Are these words of Congressional jargon in a time of economic distress?  Or key terms in the fight to end global poverty?

According to Oxfam America‘s latest (and very great!) advertising campaign, they qualify as both!  This refreshing strategy pairs DC-insider phrases with decidedly non-D.C. images: a fishing boat in Ghana, an open field in Peru, a farm in Tanzania. The goal? To advocate for sustained foreign aid by featuring real people who are using foreign aid to make really positive changes in their communities around the globe.

Village Chief Kojo Kondua IV of Abuesi, Ghana, is making sure national officials enforce fishing regulations fairly, ensuring his village’s source of jobs and food for the future.

In a recent blog post, Oxfam America’s Jennifer Lentfer highlighted the “stark contrast between what [aid] organizations have in their marketing campaigns and the complex reality of programs on the ground.”

There are some people who can turn “small aid investments into large ones to create a sound future for their nations and their communities” – we feature plenty here on EA.  But their success can often be overshadowed by recipients who use foreign aid for corrupt practices, or politicians in Washington who shirk their public service responsibilities when they succumb to lobbyists.

It’s crucial that those of us involved in development and service work help to flip the overarching foreign aid narrative, and showcase the many examples of aid turning into world-changing outcomes.  Yet at the same time, as aid budgets continue to shrink, we must demand a wide net of ethical responsibility in foreign aid relationships: starting with our own projects.  Namely, we must be responsible for building two-way give-and-take relationships based on ownership, agency, and mutual respect.

As Mayor of San Martin Alao, Peru, Manuel Dominguez is working to better manage his own municipal funds to clean up waste blighting his town.

It’s not enough for foreign aid programs to be “poverty-focused.” To be responsible, they must go a step further to find out why there is poverty, how poverty is currently being addressed, where corruption takes place on either end, what is and is not working in various programs—and why.

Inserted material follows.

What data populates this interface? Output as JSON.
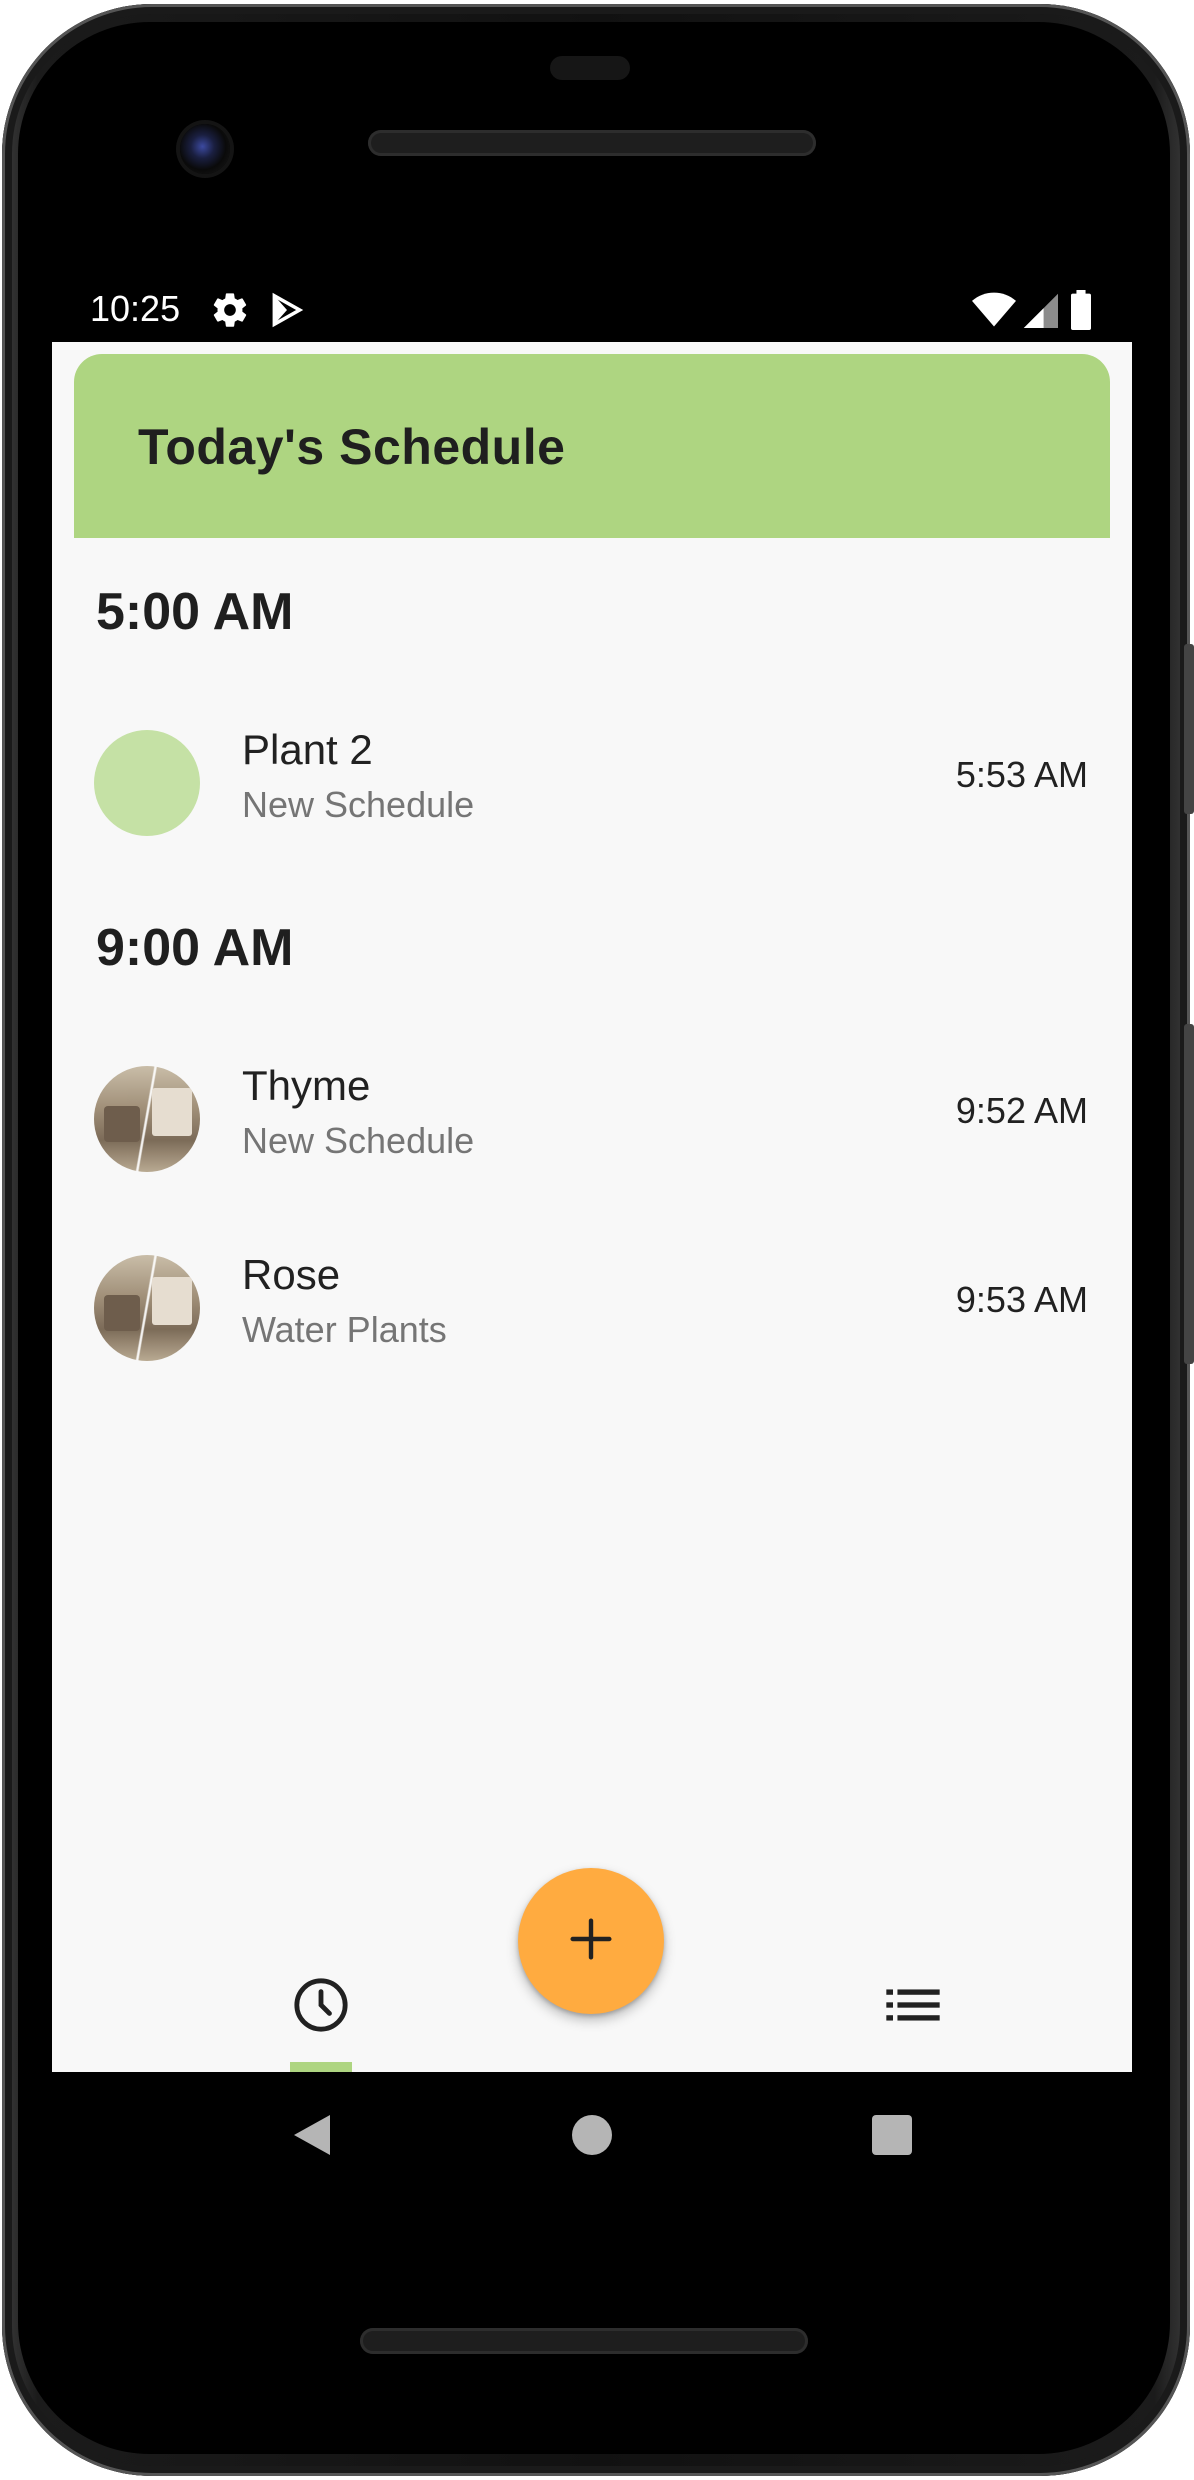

EA encourages you to spread the word on Oxfam America’s advertising campaign, and we are interested in hearing your opinion:

  • What DC jargon would you apply to heros involved in your global service work?
  • Who do you know that is using aid investment positively in their nation or neighborhood?
  • What policy changes do you suggest to ensure foreign aid happens ethically on both giving and receiving ends?

Let us know!

Tanzanian farmer Emiliana Aligaesha and fellow farmers formed a successful private company; she now trains other farmers to improve their yields and market access.